Negative pledge: Overview, definition, and example

What is a negative pledge?

A negative pledge is a contractual clause that prevents a borrower from pledging, granting, or creating a security interest in certain assets to secure additional debt without the consent of the lender or another specified party. Essentially, it is a promise by the borrower not to encumber or use specific assets as collateral for future borrowing. The purpose of a negative pledge is to protect the interests of the existing lender by ensuring that the borrower does not over-leverage themselves or dilute the value of the assets that have already been pledged as security for the current loan.

In most cases, a negative pledge applies to tangible assets, such as real estate or equipment, but can also include intangible assets like intellectual property or financial assets.

Why is a negative pledge important?

A negative pledge is important because it ensures that the existing lender has priority over the borrower’s assets in case of a default. By preventing the borrower from using the same assets to secure additional debt, the lender can maintain a level of security and reduce the risk of the borrower becoming over-encumbered.

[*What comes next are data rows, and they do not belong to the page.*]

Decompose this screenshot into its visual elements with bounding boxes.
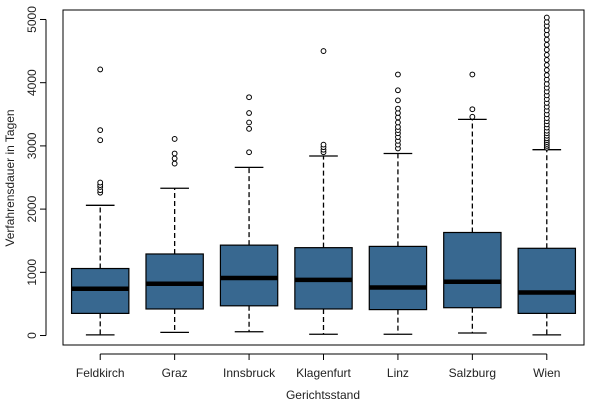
outlier-point <box>469 71 476 78</box>
x-tick-label: Salzburg <box>449 366 496 380</box>
outlier-point <box>246 125 252 132</box>
iqr-box <box>517 247 577 314</box>
outlier-point <box>97 179 104 186</box>
iqr-box <box>219 244 279 307</box>
y-axis-title: Verfahrensdauer in Tagen <box>3 109 17 246</box>
box-group <box>70 66 130 336</box>
outlier-point <box>97 66 104 73</box>
outlier-point <box>543 14 550 21</box>
box-group <box>443 71 502 334</box>
outlier-point <box>469 113 476 120</box>
outlier-point <box>469 106 476 113</box>
outlier-point <box>395 105 401 112</box>
outlier-point <box>543 57 550 63</box>
box-group <box>145 136 204 334</box>
y-axis: 0 1000 2000 3000 4000 5000 <box>25 6 47 339</box>
x-axis: Feldkirch Graz Innsbruck Klagenfurt Linz Salz… <box>76 353 560 380</box>
x-tick-label: Feldkirch <box>76 366 125 380</box>
y-tick-label: 4000 <box>25 69 39 96</box>
outlier-point <box>97 127 104 133</box>
y-tick-label: 3000 <box>25 132 39 159</box>
y-tick-label: 5000 <box>25 6 39 33</box>
boxes-layer <box>70 14 577 336</box>
outlier-point <box>171 150 178 157</box>
outlier-point <box>246 119 252 126</box>
outlier-point <box>395 87 401 94</box>
outlier-point <box>171 160 178 167</box>
x-tick-label: Linz <box>387 366 409 380</box>
outlier-point <box>543 62 550 68</box>
outlier-point <box>395 119 401 126</box>
box-group <box>219 94 279 333</box>
outlier-point <box>543 36 550 43</box>
y-tick-label: 0 <box>25 332 39 339</box>
outlier-point <box>320 141 327 148</box>
iqr-box <box>443 231 502 309</box>
x-tick-label: Graz <box>162 366 188 380</box>
outlier-point <box>171 155 178 162</box>
x-tick-label: Klagenfurt <box>296 366 351 380</box>
y-tick-label: 2000 <box>25 195 39 222</box>
box-group <box>294 48 353 335</box>
outlier-point <box>395 71 401 78</box>
outlier-point <box>171 136 178 142</box>
outlier-point <box>543 46 550 53</box>
outlier-point <box>97 137 104 144</box>
box-group <box>368 71 428 335</box>
outlier-point <box>543 51 550 58</box>
outlier-point <box>395 97 401 104</box>
outlier-point <box>246 94 252 101</box>
y-tick-label: 1000 <box>25 259 39 286</box>
box-group <box>517 14 577 336</box>
plot-frame <box>62 9 585 346</box>
outlier-point <box>543 67 550 73</box>
x-tick-label: Wien <box>533 366 560 380</box>
outlier-point <box>320 48 327 54</box>
outlier-point <box>543 72 550 79</box>
x-tick-label: Innsbruck <box>223 366 276 380</box>
outlier-point <box>246 149 252 156</box>
iqr-box <box>368 245 428 311</box>
x-axis-title: Gerichtsstand <box>286 388 360 402</box>
outlier-point <box>246 110 252 116</box>
outlier-point <box>543 41 550 48</box>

For businesses, a negative pledge is a way to prevent dilution of the value of their assets by guaranteeing that those assets will not be pledged to other creditors. It helps the lender retain their position and ensures that the borrower’s assets are protected.

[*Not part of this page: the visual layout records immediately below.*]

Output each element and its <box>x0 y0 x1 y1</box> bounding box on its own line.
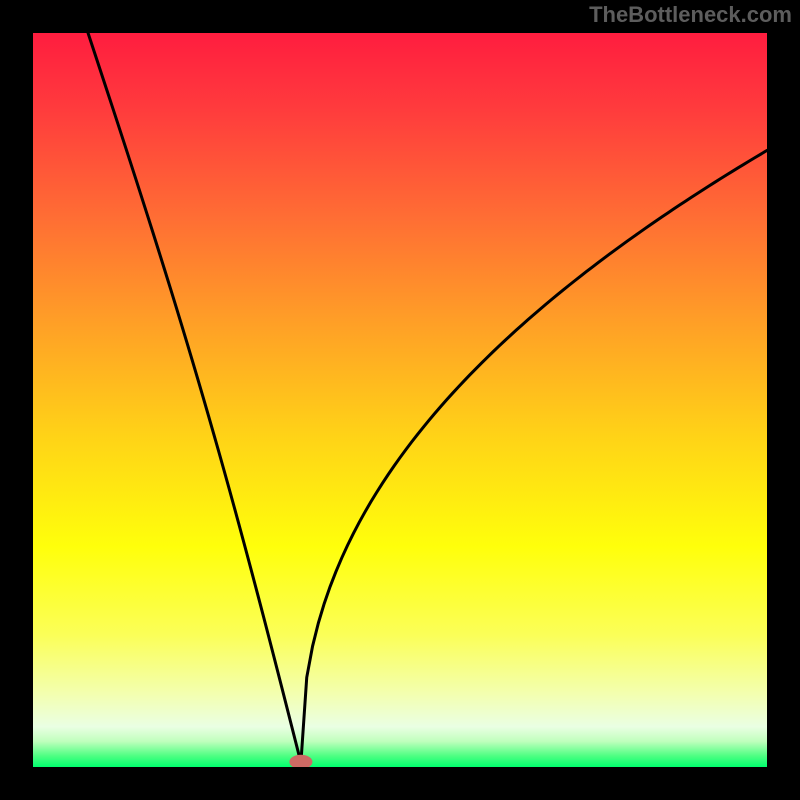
minimum-marker <box>290 755 312 767</box>
chart-svg <box>33 33 767 767</box>
gradient-background <box>33 33 767 767</box>
plot-area <box>33 33 767 767</box>
outer-frame: TheBottleneck.com <box>0 0 800 800</box>
watermark-text: TheBottleneck.com <box>589 2 792 28</box>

Understanding negative pledge through an example

Imagine a company takes out a loan from a bank, securing the loan with its real estate property. The bank requires the company to sign a negative pledge that prohibits the company from using the same property to secure any additional loans in the future without the bank’s approval. If the company later attempts to borrow additional funds using the real estate as collateral for another loan, the negative pledge clause would prevent it from doing so unless the bank agrees.

In another example, a business enters into a loan agreement with a lender, and the contract includes a negative pledge clause that prevents the business from pledging its intellectual property (such as patents or trademarks) to any other creditor. This ensures that the intellectual property remains solely available to secure the loan with the current lender, safeguarding the lender's interest.

An example of a negative pledge clause

Here’s how a negative pledge clause might look in a contract:

“The Borrower agrees not to pledge, mortgage, assign, or create any lien on any of its assets, including but not limited to [list of assets], to secure any future borrowing or debt obligations, without the prior written consent of the Lender. Any breach of this provision will constitute an event of default under this Agreement.”

Conclusion

A negative pledge is a key provision used to protect the interests of a lender by preventing the borrower from using the same assets to secure additional debt without the lender’s approval. This helps ensure that the lender’s existing security interest remains intact and reduces the risk of the borrower over-leveraging their assets. For businesses, agreeing to a negative pledge can provide peace of mind by securing access to capital while protecting key assets from future claims.


This article contains general legal information and does not contain legal advice. Cobrief is not a law firm or a substitute for an attorney or law firm. The law is complex and changes often. For legal advice, please ask a lawyer.